So what's with DC these days capping Fare, holding onto it with all its spite, and then never really pushing anything? Plus, EP is cracking me up with constantly coming across the bridge and the cute Alessia mine farms.
you don't get to dance on me if you didn't kill me
Valen_Byte wrote: »"Nope, all last night we traveled in a 2/4/6 person team."
Strange...I was on for 14 hrs yesterday..(I know i have a problem) lol
In all that time, I only saw you once. You were in the middle of 50+ DC...all good though. Im sure you were in a group of 4..within a group of 50 so that doesn't count right?...not a zerg... ; ))
I must say, I have never said any of those nasty things to you so please don't imply that I have. Also, anyone who knows me, knows that I very much do not consider myself a good player. I have also never said that you are not a good player. I know you are just speaking in generalities here, but the fact that you are replying to me, suggests that you think that I am one of the players you are referring to. That is not the case. I respect you as a player. That's why you get a bow when I take you down. Sometimes I just lay down beside your corps because you look so peaceful. : ))
It maybe time to post my 'ode to Emily' video hee hee
vamp_emily wrote: »Last night I was kind of upset. Maybe it was just because I stayed up passed my bedtime but it was kind of depressing.
Someone was advertising "Need a good healer for small group play". I did not respond because I didn't want to let anyone down. Well they found me and said, "Emily, we need you. We need a healer". So I joined their group.
The 3 other people in the group were really good. I was impressed with everything they did. I was watching every move they made, and was thinking. Gosh I wish I was that good.
We were out numbered in every fight, some times by large numbers. We would fight enemy off and then they would bring more players back with them. There was a few times It was like 20 against us 4.
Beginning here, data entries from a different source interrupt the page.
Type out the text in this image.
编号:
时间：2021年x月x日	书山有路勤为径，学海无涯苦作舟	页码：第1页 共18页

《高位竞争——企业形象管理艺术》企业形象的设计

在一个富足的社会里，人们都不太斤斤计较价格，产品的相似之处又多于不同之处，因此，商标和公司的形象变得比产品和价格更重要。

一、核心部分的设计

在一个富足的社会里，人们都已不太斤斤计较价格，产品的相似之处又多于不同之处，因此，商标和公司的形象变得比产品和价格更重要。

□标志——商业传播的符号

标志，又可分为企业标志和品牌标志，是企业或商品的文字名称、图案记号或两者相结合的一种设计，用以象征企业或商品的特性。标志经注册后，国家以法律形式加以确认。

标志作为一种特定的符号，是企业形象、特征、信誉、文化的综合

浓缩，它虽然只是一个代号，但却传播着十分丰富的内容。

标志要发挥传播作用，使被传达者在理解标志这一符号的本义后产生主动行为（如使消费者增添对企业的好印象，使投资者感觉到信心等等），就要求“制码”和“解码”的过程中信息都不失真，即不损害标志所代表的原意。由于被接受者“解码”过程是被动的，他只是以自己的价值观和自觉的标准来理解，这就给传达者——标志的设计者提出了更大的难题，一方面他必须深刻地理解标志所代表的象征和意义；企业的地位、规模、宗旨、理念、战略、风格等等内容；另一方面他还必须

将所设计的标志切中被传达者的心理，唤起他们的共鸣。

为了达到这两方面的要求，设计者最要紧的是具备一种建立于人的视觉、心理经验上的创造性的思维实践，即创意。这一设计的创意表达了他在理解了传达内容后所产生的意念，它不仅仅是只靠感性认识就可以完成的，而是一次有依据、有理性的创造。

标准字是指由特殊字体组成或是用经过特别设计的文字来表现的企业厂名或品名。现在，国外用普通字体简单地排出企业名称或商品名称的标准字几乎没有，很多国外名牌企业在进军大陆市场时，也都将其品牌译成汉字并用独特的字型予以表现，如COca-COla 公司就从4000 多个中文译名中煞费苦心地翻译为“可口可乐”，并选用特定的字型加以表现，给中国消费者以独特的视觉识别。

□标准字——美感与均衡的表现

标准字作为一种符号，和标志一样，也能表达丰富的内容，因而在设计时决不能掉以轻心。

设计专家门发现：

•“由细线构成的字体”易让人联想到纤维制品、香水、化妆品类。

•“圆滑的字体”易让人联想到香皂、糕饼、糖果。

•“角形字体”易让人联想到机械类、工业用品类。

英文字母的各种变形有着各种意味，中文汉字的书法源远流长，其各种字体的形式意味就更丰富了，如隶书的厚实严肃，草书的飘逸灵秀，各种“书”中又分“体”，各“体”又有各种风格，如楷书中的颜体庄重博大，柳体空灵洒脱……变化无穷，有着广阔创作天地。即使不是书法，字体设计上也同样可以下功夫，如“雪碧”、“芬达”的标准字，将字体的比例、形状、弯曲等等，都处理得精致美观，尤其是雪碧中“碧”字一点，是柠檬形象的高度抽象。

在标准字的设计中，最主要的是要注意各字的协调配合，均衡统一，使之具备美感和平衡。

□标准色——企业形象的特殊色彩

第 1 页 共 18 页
The group didn't directly tell me I sucked but I kind of got the vibe that they expected more from me. They wanted me to spam BOL, which I tried but no matter what I did it was not good enough.
How the heck am i supposed to spam BOL, fight off 2 or 3 people attacking me, and fire a siege while the other 3 are jumping into a group of 20 players? I don't understand why healers get blamed because someone thinks they are a gift from cyro, and they should not die. And if they do die, the first thing they want to do is blame the healer.
When I play, I try to be the best I can. I will fight my hardest, I will revive everyone I see, I have dropped 4 FCs just to keep a keep ( if I have them ). I always drop 4 sieges when i try to break a wall. I don't *** if someone uses my sieges, i will drop more for myself to use. I will travel across the entire map just to distract our enemy even if i know the trip will result in me dying. I try my best, I really do.
I don't understand why people expect so much from you when this is BwB, and you have no CP and have limited skills. It just makes me feel upset sometimes.
The problem with kill counter is that it's inaccurate. If you see 300/14 it doesnt mean you have 300 kills. It just means that you've been involved in 300 people's deaths. If a person resses near you without you even touching them, it still counts it as a kill. An accurate way of measuring your skill statistically is keeping track of your solo kills.
first hate messages from ad... calling me a zerger... yet there were only maybe FIVE of us there.... 2 of which were in my group.... funny coming from someone who has been zerging ALL day ... first time ive seen this many rude players in BwB in a while
vamp_emily wrote: »A few AD were gate camping even after the scroll was already gone. As soon as we jumped over the edge near where we train our horses they were ganking. I had no choice but to tbag a spamming sandwich.
One of the guys whispered me and said, " I suck" then I said "I don't care how good you are, if you are going to gate camp, u suck too".